Years ago Applied Micro (APM) released XGene processor. It went to APM BlackBird, APM Mustang, HPe M400 and several other systems. For some time there was no other AArch64 cpu available on market so those machines got popular as distribution builders, developer machines etc…
Then APM got aquired by someone, CPU part got bought by someone else and any support just vanished. Their developers moved to work on XGene2/XGene3 cpus (APM Merlin etc systems). And people woke up with not-supported hardware.
For some time it was not an issue - Linux boots, system works. Some companies got rid of their XGene systems by sending them to Linaro lab, some moved them to ‘internal use only, no external support’ queue etc.
Each mainline kernel release was “let us check what is broken on XGene this time” time. No serial console output again? Ok, we have that ugly patch for it (got cleaned and upstreamed). Now we have kernel 4.16 and guess what? Yes, it broke. Turned out that 4.15 was already faulty (we skipped it at Linaro).

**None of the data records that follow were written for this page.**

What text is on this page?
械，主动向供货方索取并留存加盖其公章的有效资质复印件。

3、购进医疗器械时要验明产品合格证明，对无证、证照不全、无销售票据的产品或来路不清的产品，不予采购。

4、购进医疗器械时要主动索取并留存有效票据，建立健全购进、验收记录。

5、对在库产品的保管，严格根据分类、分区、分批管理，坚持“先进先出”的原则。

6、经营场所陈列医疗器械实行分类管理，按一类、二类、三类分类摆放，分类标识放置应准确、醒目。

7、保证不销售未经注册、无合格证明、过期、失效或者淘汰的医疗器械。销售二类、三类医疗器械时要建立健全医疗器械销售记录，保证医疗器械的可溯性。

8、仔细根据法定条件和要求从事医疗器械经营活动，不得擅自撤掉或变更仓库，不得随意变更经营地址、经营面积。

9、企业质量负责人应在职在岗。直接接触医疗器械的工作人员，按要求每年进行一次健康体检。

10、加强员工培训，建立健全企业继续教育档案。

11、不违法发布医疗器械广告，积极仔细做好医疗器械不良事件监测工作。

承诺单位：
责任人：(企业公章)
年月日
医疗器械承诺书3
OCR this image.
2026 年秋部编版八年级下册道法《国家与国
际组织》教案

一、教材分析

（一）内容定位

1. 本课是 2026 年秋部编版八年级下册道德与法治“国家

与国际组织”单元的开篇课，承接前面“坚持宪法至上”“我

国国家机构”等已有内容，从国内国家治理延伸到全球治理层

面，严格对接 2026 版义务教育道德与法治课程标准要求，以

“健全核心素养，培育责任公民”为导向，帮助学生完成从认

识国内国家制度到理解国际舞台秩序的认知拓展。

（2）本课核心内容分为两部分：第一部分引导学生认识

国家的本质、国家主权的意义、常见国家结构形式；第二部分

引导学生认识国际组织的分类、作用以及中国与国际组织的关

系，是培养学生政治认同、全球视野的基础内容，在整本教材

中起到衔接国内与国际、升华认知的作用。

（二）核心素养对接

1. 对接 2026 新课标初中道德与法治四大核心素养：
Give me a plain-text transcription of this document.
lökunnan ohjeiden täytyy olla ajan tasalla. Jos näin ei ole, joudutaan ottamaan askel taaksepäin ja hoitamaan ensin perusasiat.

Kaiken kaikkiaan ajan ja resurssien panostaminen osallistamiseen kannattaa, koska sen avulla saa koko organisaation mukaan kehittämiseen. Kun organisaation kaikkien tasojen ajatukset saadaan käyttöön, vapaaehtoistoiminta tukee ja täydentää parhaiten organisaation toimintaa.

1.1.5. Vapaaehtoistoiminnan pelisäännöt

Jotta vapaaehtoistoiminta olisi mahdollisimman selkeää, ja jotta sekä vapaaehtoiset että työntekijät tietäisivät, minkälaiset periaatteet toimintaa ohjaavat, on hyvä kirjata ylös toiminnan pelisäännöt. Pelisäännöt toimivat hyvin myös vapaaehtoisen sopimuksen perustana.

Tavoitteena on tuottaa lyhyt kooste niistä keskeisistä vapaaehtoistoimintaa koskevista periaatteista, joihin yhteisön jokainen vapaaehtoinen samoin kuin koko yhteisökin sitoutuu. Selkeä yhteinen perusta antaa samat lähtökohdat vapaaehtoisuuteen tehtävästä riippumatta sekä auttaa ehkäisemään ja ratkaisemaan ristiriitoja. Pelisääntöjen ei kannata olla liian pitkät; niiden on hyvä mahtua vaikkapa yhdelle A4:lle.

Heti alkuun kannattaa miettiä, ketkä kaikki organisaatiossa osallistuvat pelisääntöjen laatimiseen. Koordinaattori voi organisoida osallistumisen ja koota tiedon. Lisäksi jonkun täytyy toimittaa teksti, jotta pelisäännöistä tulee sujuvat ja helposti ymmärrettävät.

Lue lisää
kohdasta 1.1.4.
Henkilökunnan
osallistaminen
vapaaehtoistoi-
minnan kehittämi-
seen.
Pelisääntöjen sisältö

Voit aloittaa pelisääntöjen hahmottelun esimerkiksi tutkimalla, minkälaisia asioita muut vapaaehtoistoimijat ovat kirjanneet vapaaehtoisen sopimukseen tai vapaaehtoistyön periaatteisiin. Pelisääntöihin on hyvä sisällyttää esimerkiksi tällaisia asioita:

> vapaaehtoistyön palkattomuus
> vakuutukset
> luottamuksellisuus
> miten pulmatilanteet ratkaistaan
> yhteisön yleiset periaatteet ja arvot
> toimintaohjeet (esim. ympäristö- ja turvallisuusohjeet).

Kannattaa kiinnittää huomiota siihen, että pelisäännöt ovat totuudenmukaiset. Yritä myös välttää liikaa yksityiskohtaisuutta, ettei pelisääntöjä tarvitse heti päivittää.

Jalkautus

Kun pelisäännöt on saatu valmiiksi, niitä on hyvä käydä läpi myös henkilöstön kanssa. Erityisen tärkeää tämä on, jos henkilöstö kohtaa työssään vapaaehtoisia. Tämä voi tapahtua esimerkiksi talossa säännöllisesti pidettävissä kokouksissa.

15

Red Hat bugzilla has a Fedora bug for it. Turns out that firmware has wrong ACPI tables. Nothing new, right? We already know that it lacks PPTT for example (but it is quite new thing for processors topology). This time bug is present in DSDT one.
Sounds familiar? If you had x86 laptop about 10 years ago then it could. DSDT stands for Differentiated System Description Table. It is a major ACPI table used to describe what peripherals the machine has. And serial ports are described wrong there so kernel ignores them.
One of solutions is bundling fixed DSDT to kernel/initrd but that would require adding support for it into Debian and probably not get merged as no one needs that nowadays (unless they have XGene1).
So far I decided to stay on 4.14 for my development cartridges. It works and allows me to continue my Nova work. Do not plan to move to other platform as at Linaro we have probably over hundred XGene1 systems (M400 and Mustangs) which will stay there for development (hard to replace 4.3U case with 45 cartridges by something else).